The key for Ver is to allow Bitcoin to scale in tandem with customer demand. He does not want to see potential users move away from Bitcoin due to its “lack of scalability today.”
“Sadly this is already happening on a large scale,” said Ver. “But the current [Bitcoin Core] development team doesn’t seem to realize this or care. Some of them were even openly advocating that people use credit cards instead of Bitcoin at a local Silicon Valley Meetup earlier this year.”
“I feel disturbed that some would consider it traitorous to mention that there exist systems other than Bitcoin that solve problems that Bitcoin doesn’t,” said LedgerX Bitcoin developer and Bitcoin Core contributor Bryan Bishop when asked to comment on Ver’s reaction to the views expressed at Silicon Valley Meetup.
To some, the idea of using a decentralized system, such as Bitcoin, to buy a morning coffee at Starbucks doesn’t make much sense. There are tradeoffs when switching between centralized payment providers, such as Visa or Mastercard, and Bitcoin, and it’s unclear if there is much point to paying for a morning coffee on a system where the main value proposition is censorship resistance.

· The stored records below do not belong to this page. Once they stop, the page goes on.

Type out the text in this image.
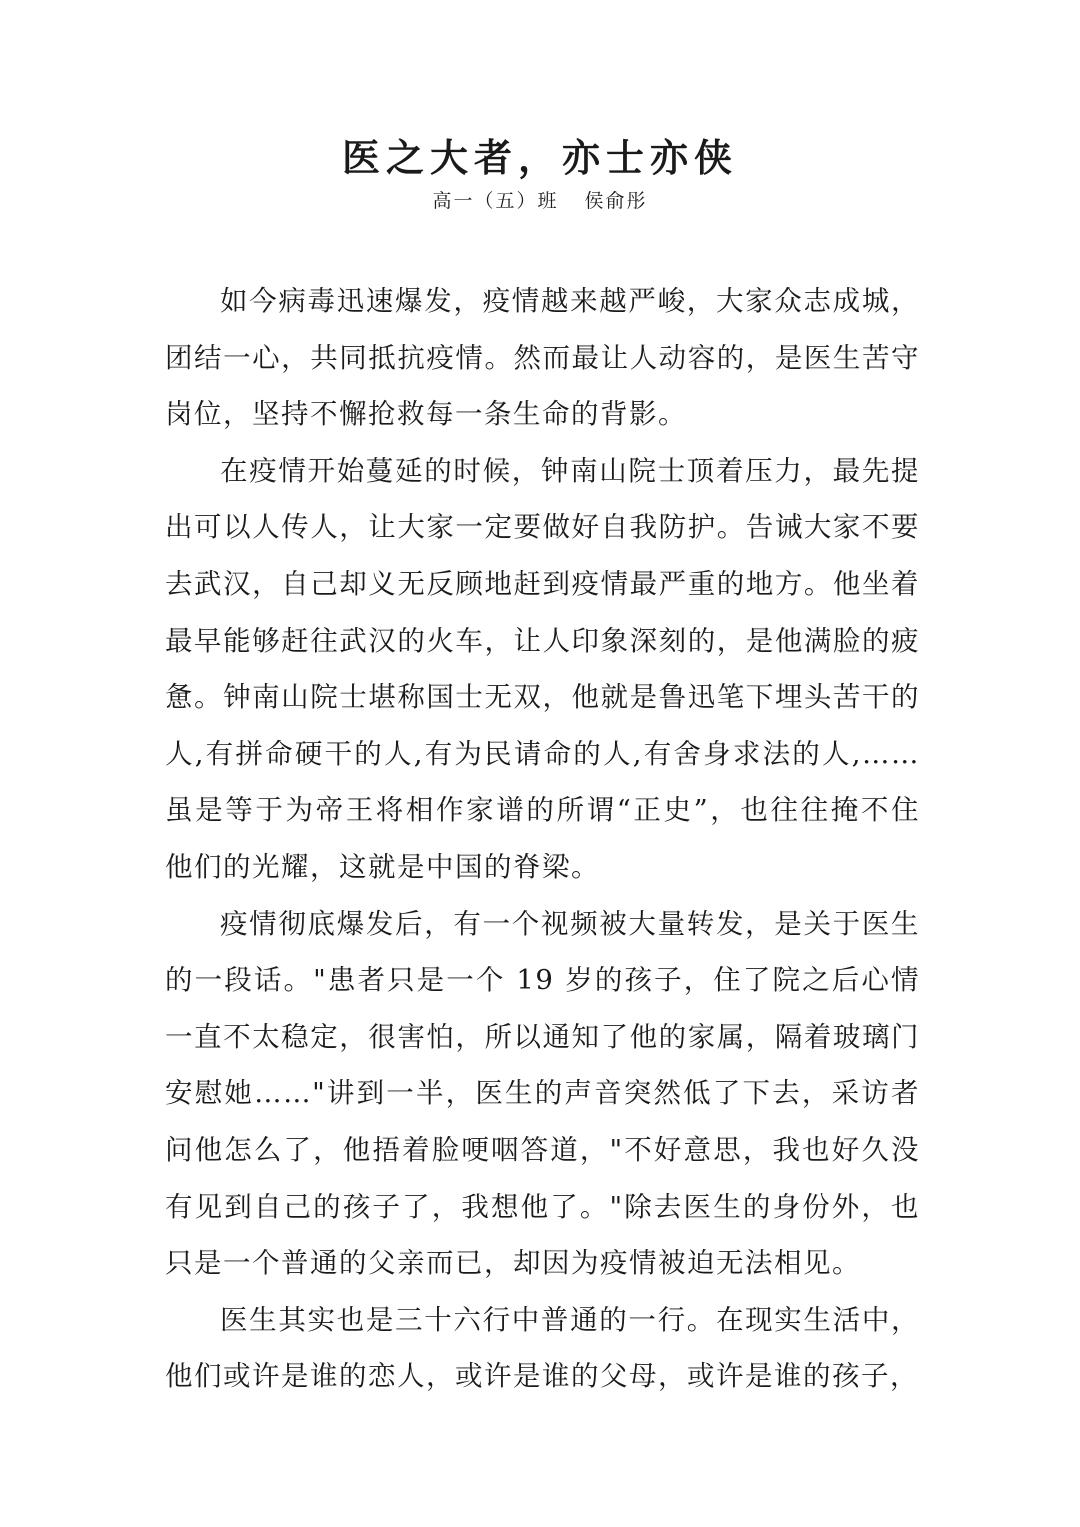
医之大者，亦士亦侠
高一（五）班 侯俞彤

如今病毒迅速爆发，疫情越来越严峻，大家众志成城，团结一心，共同抵抗疫情。然而最让人动容的，是医生苦守岗位，坚持不懈抢救每一条生命的背影。

在疫情开始蔓延的时候，钟南山院士顶着压力，最先提出可以人传人，让大家一定要做好自我防护。告诫大家不要去武汉，自己却义无反顾地赶到疫情最严重的地方。他坐着最早能够赶往武汉的火车，让人印象深刻的，是他满脸的疲惫。钟南山院士堪称国士无双，他就是鲁迅笔下埋头苦干的人,有拼命硬干的人,有为民请命的人,有舍身求法的人,……虽是等于为帝王将相作家谱的所谓“正史”，也往往掩不住他们的光耀，这就是中国的脊梁。

疫情彻底爆发后，有一个视频被大量转发，是关于医生的一段话。"患者只是一个 19 岁的孩子，住了院之后心情一直不太稳定，很害怕，所以通知了他的家属，隔着玻璃门安慰她……"讲到一半，医生的声音突然低了下去，采访者问他怎么了，他捂着脸哽咽答道，"不好意思，我也好久没有见到自己的孩子了，我想他了。"除去医生的身份外，也只是一个普通的父亲而已，却因为疫情被迫无法相见。

医生其实也是三十六行中普通的一行。在现实生活中，他们或许是谁的恋人，或许是谁的父母，或许是谁的孩子，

In 2013, there was a belief in the Bitcoin community that the average person would soon make all of their purchases via the peer-to-peer digital cash system, but the reality is — at least up to this point — that normal people don’t seem to have any desire to use Bitcoin for everyday purchases. Last year, Blockchain Capital Managing Partner Brock Pierce noted consumer adoption of Bitcoin could be a five– to twenty-year process.
Due to the 10-minute confirmation time associated with Bitcoin blocks, some say that the peer-to-peer digital cash system is not suitable for purchases at brick-and-mortar stores. The Bitcoin Core scaling roadmap includes layer-2 solutions, such as the Lightning Network, which allow for essentially instant confirmations at little to no cost. Others see zero-confirmation transactions as useful for physical retail stores, but these unconfirmed transactions also come with risks.
There are potential risks with the Lightning Network as well, but these risks can be mitigated via Maxwell’s timestop proposal, which is outlined in an updated version of the Lightning Network white paper.
In his final remarks, Ver made his long-term goals for bitcoin clear. “I’m interested in building a currency to rival the Dollar, the Euro, and the Yen,” he said. “Bitcoin will need to scale via many different ways in order to accomplish that.”